Consider the controversy Harris referenced, when Biden told donors that at least he could work with and enjoy “civility” with the worst of the worst segregationist senators. (This was, somehow, only last week.) Though it dominated news coverage for a couple of days, there’s no evidence it made any appreciable dent in Biden’s support, including among one of his strongest voting blocs: older black voters, who dominate the electorate of the South Carolina Democratic primary, and whom Harris needs to win over.

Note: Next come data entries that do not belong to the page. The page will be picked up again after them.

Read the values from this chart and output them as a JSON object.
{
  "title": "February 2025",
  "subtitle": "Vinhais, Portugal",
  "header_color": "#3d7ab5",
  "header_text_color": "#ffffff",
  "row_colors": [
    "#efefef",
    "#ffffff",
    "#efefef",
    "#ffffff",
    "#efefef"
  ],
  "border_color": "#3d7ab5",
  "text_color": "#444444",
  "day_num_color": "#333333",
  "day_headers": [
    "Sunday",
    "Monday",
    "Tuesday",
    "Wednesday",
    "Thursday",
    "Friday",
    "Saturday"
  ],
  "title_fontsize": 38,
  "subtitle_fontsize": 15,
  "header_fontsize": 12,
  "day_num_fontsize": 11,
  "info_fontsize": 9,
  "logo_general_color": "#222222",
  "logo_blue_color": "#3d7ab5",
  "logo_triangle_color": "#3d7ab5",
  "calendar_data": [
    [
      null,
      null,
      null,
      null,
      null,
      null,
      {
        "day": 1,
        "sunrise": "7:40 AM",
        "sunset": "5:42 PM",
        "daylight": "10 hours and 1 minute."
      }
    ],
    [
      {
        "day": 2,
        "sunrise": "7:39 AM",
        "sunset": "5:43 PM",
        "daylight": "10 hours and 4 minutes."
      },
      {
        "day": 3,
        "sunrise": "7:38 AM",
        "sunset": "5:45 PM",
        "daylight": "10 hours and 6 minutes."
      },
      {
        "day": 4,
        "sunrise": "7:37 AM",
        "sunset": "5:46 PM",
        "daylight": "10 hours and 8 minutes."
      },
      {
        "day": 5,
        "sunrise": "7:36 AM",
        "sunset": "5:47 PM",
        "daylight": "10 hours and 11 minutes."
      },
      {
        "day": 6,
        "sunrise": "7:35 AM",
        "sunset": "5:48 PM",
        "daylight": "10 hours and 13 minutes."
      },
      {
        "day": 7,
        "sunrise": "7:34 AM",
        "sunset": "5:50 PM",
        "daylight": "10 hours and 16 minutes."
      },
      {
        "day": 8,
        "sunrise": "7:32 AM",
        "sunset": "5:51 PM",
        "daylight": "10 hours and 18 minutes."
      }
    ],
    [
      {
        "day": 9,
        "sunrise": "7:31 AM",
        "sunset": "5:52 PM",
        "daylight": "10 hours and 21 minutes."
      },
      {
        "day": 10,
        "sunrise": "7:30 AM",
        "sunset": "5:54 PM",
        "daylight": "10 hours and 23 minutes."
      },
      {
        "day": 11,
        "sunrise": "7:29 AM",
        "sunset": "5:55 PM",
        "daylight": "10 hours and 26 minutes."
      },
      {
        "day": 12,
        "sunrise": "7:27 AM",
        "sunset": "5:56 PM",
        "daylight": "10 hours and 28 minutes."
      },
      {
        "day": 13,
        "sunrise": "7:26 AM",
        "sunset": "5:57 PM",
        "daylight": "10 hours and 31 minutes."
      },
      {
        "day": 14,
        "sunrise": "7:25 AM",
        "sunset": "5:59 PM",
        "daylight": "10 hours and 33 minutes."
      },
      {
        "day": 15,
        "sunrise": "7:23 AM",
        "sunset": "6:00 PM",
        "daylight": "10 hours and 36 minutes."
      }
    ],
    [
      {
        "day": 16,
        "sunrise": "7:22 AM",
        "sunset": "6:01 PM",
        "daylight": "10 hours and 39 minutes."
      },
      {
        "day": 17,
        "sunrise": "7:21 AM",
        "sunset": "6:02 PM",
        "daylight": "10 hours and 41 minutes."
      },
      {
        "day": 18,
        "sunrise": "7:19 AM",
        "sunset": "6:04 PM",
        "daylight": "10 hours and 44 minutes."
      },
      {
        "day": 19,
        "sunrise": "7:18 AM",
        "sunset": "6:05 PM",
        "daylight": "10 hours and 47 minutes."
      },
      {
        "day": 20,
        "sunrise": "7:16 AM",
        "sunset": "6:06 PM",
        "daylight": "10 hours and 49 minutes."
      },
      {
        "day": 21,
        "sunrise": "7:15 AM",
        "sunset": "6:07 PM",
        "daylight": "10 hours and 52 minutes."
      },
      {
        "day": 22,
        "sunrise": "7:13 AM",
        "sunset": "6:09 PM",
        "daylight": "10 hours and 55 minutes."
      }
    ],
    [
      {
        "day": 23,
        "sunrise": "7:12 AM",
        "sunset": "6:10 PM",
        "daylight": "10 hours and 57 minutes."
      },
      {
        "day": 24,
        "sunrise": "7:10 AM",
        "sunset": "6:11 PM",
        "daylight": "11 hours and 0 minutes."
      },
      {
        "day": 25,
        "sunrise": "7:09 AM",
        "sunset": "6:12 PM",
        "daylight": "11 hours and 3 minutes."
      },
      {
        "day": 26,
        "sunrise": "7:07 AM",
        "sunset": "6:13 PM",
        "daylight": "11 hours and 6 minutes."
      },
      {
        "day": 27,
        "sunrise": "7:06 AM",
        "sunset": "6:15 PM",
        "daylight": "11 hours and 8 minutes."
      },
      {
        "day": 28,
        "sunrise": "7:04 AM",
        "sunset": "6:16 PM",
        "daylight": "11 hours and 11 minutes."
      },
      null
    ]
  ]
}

Biden weathered the initial story, and he weathered another crisis earlier this year about his inappropriate touching of women. The 1994 crime bill that he authored hasn’t scratched him. Many of his supporters feel that these past transgressions are overblown by the media, or that the times were different when he committed them, or that the Democratic Party has strayed too far to the left and that Biden is being unfairly attacked by a mob out to get him over any little thing. This is why, as sharp as Harris was on the attack, there can be risk in going after Biden, who maintains strong favorability within the party. That reality was built into Harris’ very approach, which opened with that reassurance that Biden isn’t racist and that she too believes in finding common ground with opponents.

It was a night that started shakily for Biden, built into a goring, and ended with maybe the most interesting questions of the primary season thus far: Is this the start of the slide? It has to be, right? If it isn’t, then what is?